I didn't really understand how implicit multi-variable functions are derived; I thought of another method which may fit and may not; suppose we have $xy^2z^3=8$ and we want to derive it; it is the same as $xy^2z^3 -8 =0$
or $ F(x,y,z) = 0 $
hence $ F(x,y,z) = xy^2z^3 -8 $
Therefore $\frac{\partial F}{\partial x} $, $\frac{\partial F}{\partial y} $, $\frac{\partial F}{\partial z} $ are in fact the partial derivatives of the implicit function that we sought. The three are also the coordinates of the normal at a certain point and of the gradient.
makes sense?
No. You can't do it like this.
There is a 3D surface given by the equation $F(x,y,z)=0$. You want to know, if you can describe this surface as a function $z=z(x,y)$ (for example).
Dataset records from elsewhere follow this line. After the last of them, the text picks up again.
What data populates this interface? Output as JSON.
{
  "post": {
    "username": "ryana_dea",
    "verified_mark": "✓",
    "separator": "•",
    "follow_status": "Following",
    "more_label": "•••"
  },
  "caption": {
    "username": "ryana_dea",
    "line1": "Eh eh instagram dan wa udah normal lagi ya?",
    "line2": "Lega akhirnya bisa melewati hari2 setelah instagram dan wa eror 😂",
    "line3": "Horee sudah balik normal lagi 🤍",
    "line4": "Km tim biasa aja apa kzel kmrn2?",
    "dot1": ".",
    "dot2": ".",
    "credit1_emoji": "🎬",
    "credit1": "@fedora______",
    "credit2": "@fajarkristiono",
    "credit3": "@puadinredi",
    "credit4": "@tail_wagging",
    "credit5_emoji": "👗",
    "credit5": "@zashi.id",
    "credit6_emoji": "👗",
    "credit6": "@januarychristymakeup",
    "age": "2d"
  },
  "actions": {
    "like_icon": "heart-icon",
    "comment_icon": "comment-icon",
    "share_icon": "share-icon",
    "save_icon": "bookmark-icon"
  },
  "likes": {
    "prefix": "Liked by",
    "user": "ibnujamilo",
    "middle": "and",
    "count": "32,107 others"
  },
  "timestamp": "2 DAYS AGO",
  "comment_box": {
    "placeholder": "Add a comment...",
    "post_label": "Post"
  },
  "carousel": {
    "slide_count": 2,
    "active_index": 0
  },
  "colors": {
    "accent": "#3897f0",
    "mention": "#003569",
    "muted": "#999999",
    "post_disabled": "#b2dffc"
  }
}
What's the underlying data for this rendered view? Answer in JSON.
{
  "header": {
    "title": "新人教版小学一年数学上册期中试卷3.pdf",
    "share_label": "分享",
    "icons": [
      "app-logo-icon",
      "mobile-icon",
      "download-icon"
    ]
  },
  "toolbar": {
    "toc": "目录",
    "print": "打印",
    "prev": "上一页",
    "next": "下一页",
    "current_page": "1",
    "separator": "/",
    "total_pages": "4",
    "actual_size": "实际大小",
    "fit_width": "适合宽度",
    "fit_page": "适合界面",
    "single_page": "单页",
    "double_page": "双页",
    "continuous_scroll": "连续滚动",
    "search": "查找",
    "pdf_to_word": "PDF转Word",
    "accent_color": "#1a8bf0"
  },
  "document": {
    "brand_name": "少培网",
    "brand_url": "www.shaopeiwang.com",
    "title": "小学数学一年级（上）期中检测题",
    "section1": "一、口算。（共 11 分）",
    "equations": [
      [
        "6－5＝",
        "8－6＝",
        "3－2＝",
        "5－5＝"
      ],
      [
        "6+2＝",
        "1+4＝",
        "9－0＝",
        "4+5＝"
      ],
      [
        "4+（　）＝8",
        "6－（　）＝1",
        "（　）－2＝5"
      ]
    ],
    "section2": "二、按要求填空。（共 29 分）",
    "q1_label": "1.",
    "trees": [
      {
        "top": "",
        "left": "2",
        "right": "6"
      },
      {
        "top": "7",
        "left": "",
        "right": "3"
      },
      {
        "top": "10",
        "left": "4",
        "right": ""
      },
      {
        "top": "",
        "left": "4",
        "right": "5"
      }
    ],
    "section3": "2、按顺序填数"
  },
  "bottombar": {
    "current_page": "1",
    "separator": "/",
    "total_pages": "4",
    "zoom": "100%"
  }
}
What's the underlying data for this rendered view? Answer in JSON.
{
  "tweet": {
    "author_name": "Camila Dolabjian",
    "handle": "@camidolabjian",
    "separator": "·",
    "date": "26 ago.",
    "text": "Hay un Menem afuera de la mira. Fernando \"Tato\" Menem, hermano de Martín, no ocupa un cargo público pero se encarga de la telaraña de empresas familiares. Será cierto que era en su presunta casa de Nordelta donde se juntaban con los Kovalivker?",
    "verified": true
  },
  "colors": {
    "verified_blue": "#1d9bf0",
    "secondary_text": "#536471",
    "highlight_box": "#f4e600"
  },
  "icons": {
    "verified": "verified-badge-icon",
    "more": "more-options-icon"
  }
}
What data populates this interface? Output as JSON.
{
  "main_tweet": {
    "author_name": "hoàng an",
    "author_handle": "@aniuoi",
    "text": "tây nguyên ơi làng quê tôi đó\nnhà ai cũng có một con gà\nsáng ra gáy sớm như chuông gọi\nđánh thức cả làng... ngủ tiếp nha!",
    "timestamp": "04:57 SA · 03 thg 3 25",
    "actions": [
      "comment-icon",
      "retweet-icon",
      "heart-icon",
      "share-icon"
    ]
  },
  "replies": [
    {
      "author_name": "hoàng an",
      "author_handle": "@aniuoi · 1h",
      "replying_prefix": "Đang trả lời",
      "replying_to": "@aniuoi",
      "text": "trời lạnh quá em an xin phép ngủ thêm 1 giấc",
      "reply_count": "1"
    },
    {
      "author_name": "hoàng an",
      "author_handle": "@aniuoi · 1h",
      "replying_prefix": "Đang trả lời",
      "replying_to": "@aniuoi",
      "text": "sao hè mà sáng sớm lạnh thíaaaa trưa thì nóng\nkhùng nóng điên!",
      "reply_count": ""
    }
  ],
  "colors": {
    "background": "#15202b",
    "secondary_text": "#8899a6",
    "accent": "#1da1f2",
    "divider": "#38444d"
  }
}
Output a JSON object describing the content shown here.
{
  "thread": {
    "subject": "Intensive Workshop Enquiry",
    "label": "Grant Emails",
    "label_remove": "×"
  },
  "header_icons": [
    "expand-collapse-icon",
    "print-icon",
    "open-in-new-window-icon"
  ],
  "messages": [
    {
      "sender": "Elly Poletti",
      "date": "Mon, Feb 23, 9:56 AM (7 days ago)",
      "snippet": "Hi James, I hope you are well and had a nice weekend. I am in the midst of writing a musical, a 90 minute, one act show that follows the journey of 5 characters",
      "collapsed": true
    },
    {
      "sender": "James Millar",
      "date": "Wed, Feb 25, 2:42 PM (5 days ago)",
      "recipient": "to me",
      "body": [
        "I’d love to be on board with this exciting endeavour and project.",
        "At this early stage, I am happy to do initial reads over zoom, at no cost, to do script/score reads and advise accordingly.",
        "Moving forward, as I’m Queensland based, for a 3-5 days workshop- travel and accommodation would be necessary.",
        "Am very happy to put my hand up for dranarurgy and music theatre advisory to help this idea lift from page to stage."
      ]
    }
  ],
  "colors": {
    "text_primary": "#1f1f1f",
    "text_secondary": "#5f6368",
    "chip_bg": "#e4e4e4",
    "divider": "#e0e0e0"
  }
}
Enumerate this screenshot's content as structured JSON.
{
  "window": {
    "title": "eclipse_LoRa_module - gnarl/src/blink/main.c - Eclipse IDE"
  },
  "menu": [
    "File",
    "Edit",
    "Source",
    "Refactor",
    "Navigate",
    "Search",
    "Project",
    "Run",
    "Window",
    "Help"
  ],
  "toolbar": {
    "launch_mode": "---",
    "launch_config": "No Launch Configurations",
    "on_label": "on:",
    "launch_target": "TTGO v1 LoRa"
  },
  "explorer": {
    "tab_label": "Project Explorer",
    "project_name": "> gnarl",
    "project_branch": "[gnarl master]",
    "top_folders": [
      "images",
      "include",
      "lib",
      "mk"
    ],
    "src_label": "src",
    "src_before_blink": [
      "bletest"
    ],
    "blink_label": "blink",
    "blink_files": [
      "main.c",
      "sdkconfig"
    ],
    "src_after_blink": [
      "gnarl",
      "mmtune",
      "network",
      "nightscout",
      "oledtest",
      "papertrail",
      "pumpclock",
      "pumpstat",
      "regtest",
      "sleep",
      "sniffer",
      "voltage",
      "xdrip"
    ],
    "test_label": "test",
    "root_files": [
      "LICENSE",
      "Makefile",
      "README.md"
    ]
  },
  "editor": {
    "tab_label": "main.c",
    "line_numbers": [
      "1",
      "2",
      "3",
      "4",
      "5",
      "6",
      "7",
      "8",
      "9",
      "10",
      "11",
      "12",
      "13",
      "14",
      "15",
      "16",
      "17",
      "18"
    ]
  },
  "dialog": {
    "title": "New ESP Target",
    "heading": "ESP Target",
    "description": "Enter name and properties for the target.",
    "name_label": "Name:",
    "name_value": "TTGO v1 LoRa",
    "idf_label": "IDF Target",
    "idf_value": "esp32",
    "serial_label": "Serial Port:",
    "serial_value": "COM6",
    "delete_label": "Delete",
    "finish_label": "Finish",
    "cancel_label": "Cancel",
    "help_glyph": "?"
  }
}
The implicit function theorem gives you an answer, when you can do it. So, the implicit function is the function $z$ not the function $F$ ($F$ just gives you the surface). It is implicit, because it is given by an equation ($F=0$) not by explicit formula ($z(x,y)=...$).
Then you have $$F(x,y,z(x,y))=0,$$ what you can partially differentiate (when?) with respect to $x$ and get $$\frac{\partial F}{\partial x}+\frac{\partial F}{\partial z}\frac{\partial z}{\partial x}=0,$$ which gives you the formula for $\frac{\partial z}{\partial x}$. This is just the basic concept of course.